The next pre-trial hearing for KSM's war crime trial in Guantanamo is scheduled for August. As the case proceeds, we'll find out if incarceration there and torture prove to be obstacles to finding him guilty of the current charges.

I've been reading The Hunt for KSM by Terry McDermott and Josh Meyer (Little, Brown, 2012). Valuable and engrossing as this account of how Khalid Sheikh Mohammed was brought to justice -- if you call waterboarding justice -- it's also frustrating. While The Hunt for KSM isn't a biography per se, it provides just enough details of his early life to leave you wishing that the authors had discovered and shared with the reader the wellspring -- however poisoned -- of his motivation. (Not to discount the legitimacy of some of his beef with the West.)

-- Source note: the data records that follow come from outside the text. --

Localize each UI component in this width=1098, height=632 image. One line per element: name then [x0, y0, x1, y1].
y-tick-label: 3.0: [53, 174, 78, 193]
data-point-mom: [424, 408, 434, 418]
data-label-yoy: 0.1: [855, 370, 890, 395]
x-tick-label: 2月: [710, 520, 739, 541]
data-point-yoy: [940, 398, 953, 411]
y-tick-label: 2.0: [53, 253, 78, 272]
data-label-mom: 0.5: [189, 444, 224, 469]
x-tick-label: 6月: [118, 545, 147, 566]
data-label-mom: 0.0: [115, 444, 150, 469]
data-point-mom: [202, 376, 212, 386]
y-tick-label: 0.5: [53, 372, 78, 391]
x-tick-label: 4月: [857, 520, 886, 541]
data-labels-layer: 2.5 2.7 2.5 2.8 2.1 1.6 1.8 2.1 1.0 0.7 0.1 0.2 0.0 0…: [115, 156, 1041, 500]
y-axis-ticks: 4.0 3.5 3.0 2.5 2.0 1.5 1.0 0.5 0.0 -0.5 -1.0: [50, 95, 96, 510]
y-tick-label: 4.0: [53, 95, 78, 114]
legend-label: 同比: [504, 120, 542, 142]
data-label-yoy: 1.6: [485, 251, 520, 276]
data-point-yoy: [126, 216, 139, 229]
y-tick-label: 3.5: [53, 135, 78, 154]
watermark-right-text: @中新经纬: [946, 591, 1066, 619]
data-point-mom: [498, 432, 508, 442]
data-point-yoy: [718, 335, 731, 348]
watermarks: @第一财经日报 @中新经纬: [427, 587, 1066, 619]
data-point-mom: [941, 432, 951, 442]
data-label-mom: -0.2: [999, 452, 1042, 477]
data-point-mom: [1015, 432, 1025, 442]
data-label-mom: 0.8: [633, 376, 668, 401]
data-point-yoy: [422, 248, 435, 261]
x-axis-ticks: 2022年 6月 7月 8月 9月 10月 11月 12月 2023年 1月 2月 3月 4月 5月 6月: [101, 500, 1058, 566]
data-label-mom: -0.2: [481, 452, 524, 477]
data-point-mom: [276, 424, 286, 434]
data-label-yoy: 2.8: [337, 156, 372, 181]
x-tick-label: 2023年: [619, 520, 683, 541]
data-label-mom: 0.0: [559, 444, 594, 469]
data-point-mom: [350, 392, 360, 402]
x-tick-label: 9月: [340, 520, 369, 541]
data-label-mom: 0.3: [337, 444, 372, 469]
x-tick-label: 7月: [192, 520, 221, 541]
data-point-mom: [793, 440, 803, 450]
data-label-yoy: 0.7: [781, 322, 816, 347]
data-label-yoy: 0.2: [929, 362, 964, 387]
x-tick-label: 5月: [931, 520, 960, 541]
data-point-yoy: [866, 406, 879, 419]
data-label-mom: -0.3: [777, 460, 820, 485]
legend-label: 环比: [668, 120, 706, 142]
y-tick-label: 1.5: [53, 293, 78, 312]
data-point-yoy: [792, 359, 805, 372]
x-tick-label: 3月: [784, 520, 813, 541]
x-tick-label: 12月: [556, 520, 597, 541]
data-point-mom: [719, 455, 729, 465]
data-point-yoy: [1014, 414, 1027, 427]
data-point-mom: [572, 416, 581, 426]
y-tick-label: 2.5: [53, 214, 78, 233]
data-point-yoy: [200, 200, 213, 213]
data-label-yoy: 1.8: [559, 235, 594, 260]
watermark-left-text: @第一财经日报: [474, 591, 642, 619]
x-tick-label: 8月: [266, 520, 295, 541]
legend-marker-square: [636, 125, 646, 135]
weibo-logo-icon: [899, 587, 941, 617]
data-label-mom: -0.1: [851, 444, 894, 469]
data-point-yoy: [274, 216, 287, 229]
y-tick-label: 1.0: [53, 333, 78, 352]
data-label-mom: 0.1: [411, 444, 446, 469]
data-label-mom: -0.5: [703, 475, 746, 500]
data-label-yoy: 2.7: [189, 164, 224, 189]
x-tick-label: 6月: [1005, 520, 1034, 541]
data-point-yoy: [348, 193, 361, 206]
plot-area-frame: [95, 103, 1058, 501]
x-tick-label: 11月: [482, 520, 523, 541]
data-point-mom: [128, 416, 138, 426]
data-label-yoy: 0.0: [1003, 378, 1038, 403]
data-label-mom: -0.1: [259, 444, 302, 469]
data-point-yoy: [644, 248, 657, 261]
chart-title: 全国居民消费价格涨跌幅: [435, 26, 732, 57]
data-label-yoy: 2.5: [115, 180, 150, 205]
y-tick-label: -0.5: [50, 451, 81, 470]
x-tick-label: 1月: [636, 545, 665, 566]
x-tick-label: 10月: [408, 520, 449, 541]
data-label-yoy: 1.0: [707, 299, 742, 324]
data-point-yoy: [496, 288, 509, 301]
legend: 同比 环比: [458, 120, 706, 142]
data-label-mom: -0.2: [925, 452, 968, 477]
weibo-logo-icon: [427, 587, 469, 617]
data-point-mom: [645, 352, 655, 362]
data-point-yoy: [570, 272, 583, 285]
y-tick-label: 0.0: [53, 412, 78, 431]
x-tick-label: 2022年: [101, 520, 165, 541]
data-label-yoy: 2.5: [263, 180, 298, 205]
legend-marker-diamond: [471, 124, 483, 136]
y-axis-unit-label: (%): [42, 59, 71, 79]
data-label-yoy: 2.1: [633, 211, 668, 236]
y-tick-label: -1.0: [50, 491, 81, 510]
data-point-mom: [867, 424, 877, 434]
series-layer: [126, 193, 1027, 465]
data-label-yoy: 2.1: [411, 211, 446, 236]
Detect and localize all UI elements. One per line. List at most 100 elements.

In other words what, beyond indoctrination and a college experience in the United States that soured him on American culture (in the timeless tradition of U.S. disaffection of influential Islamist theorist Sayyid Qutb) drove a middle-class kid from Pakistan who grew up in Kuwait to become an alleged mass murderer, as well as to personally cut someone's (Daniel Pearl's) throat?

Even if Sheikh Mohammed believed he was waging war in the form of jihad, the  psychopathy he seemed to have evinced is no different from that of a serial killer in civilian life. Especially if you believe terrorism should be addressed by police, not military action, Sheikh Mohammed was no different from Anders Behring Breivik, except that he seems to have killed even more people.

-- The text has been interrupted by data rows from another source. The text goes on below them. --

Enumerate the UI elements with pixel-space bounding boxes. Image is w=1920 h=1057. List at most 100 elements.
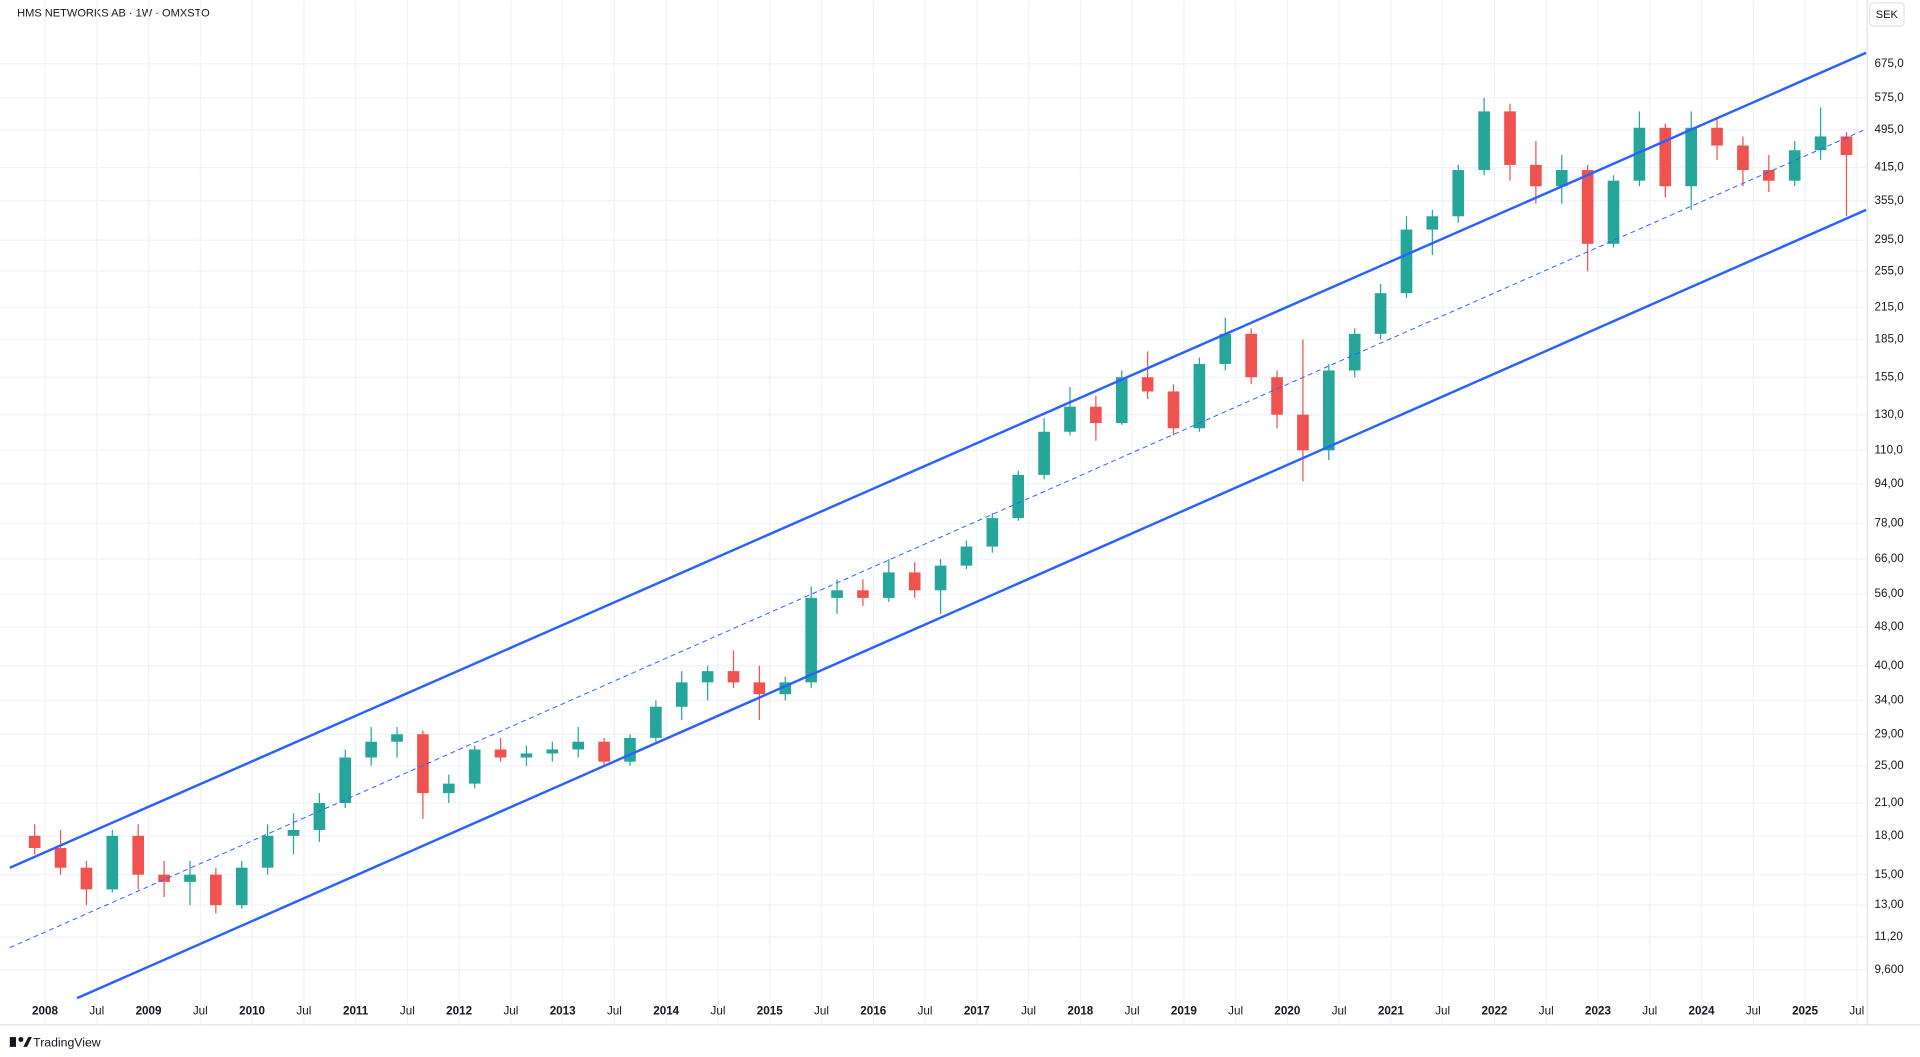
candle-body [701,671,714,683]
x-tick-label: 2010 [239,1004,265,1017]
candle-body [1633,127,1646,181]
candle-body [572,741,585,750]
x-tick-label: 2016 [860,1004,886,1017]
candle-body [1115,377,1128,424]
candle-body [805,597,817,683]
y-tick-label: 495,0 [1875,123,1905,136]
y-tick-label: 25,00 [1875,759,1905,772]
candle-body [986,518,999,547]
x-tick-label: Jul [1539,1004,1554,1017]
candle-body [1607,180,1620,244]
candle-body [261,835,274,868]
y-tick-label: 13,00 [1875,898,1905,911]
candle-body [1814,136,1827,151]
y-tick-label: 575,0 [1875,91,1905,104]
candle-body [1426,216,1439,230]
candle-body [908,572,921,591]
x-tick-label: 2020 [1274,1004,1300,1017]
candle-body [287,830,300,836]
candle-body [520,753,533,758]
y-tick-label: 48,00 [1875,620,1905,633]
candle-body [1581,170,1594,244]
candle-body [675,682,688,707]
candle-body [28,835,41,849]
x-tick-label: 2021 [1378,1004,1404,1017]
candle-body [882,572,895,598]
x-tick-label: Jul [400,1004,415,1017]
y-tick-label: 94,00 [1875,477,1905,490]
x-tick-label: 2013 [550,1004,576,1017]
y-tick-label: 21,00 [1875,796,1905,809]
candle-body [1090,406,1102,424]
candle-body [727,671,740,683]
candle-body [624,737,636,762]
x-tick-label: Jul [711,1004,726,1017]
candle-body [80,867,93,890]
x-tick-label: Jul [1332,1004,1347,1017]
candles [28,97,1853,914]
x-tick-label: 2014 [653,1004,679,1017]
x-tick-label: Jul [814,1004,829,1017]
x-tick-label: 2022 [1481,1004,1507,1017]
x-tick-label: 2011 [343,1004,369,1017]
candle-body [1659,127,1672,187]
brand-name: TradingView [33,1035,101,1049]
candle-body [339,757,352,804]
x-tick-label: 2018 [1067,1004,1093,1017]
candle-body [1012,474,1025,519]
candle-body [158,874,170,882]
grid [0,0,1868,1025]
x-tick-label: Jul [1125,1004,1140,1017]
y-tick-label: 215,0 [1875,301,1905,314]
candle-body [753,682,766,695]
y-tick-label: 185,0 [1875,333,1905,346]
trend-line [76,208,1867,1000]
candle-body [831,590,843,598]
x-tick-label: Jul [1435,1004,1450,1017]
currency-button[interactable] [1869,2,1905,27]
x-tick-label: 2008 [32,1004,58,1017]
y-tick-label: 18,00 [1875,829,1905,842]
x-tick-label: Jul [1849,1004,1864,1017]
y-tick-label: 56,00 [1875,587,1905,600]
x-tick-label: 2023 [1585,1004,1611,1017]
candle-body [1504,111,1516,165]
candle-body [1737,145,1749,171]
trend-line [9,128,1867,949]
candle-body [1788,150,1801,181]
x-tick-label: Jul [193,1004,208,1017]
x-tick-label: 2015 [757,1004,783,1017]
candle-body [1763,170,1775,181]
x-tick-label: Jul [296,1004,311,1017]
candle-body [1141,377,1154,392]
candle-body [650,706,662,738]
x-tick-label: Jul [1228,1004,1243,1017]
candle-body [106,835,119,890]
candle-body [391,734,403,742]
candle-body [857,590,869,598]
candle-body [54,848,67,868]
candle-body [1245,333,1257,378]
candle-body [1840,136,1853,155]
candle-body [132,835,145,875]
y-tick-label: 155,0 [1875,370,1905,383]
candle-body [313,803,326,831]
candle-body [1555,170,1568,187]
currency-label[interactable]: SEK [1876,9,1899,21]
brand-logo [9,1037,32,1047]
x-tick-label: Jul [918,1004,933,1017]
candle-body [546,749,559,754]
candle-body [184,874,196,882]
y-tick-label: 34,00 [1875,693,1905,706]
candle-body [235,867,248,906]
candle-body [1452,170,1465,217]
chart-title: HMS NETWORKS AB · 1W · OMXSTO [17,8,210,20]
y-tick-label: 255,0 [1875,264,1905,277]
candle-body [1297,414,1309,451]
y-tick-label: 66,00 [1875,552,1905,565]
candle-body [1193,363,1206,429]
x-tick-label: 2009 [136,1004,162,1017]
y-tick-label: 9,600 [1875,963,1905,976]
y-tick-label: 11,20 [1875,930,1904,943]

Much has been written on the deep-seated urges that drive terrorists to pull the trigger or the pin (however electronic these days) on a suicide bomb. Perspectives on Terrorism, the Terrorism Research Initiatives journal, recently published/posted Terrorism Bookshelf: Top 150 Books on Terrorism and Counterterrorism. Among those that address motivation are The Psychology of Terrorism by John Horgan (New York: Routledge, 2005) and The Making of a Terrorist: Recruitment, Training, and Root Causes, edited by James J.F. Forest, editor (Praeger Security International, 2006).  

Thus far, though, only one book has been written in English that resembles a biography of Khalid Sheikh Mohammed. But, like The Hunt for KSM, it doesn't seem to plumb the roiling waters of the subject's mind. What's really needed is a book about a high-profile terrorist like Khalid Sheikh Mohammed written from the perspective of psychohistory. For those unfamiliar with this provocative offshoot of psychoanalysis, the dean of psychohistory, Lloyd deMause, explains its central tenets in his classic book, The Emotional Life of Nations.

… to show that childrearing evolution is an independent cause of historical change … to show how political, religious and social behavior restage early traumas.

To put it another way, it's likely that this kind of cause and effect can be shown in many (most?) cases of individuals who perpetrate terrorism. While it may not be possible due to lack of cooperation with figure from his early life, it would be ideal if an enterprising journalist could discover whether the psychopathology of a terrorist like Sheikh Mohammed can be traced back to child abuse, whether violent or sexual or both.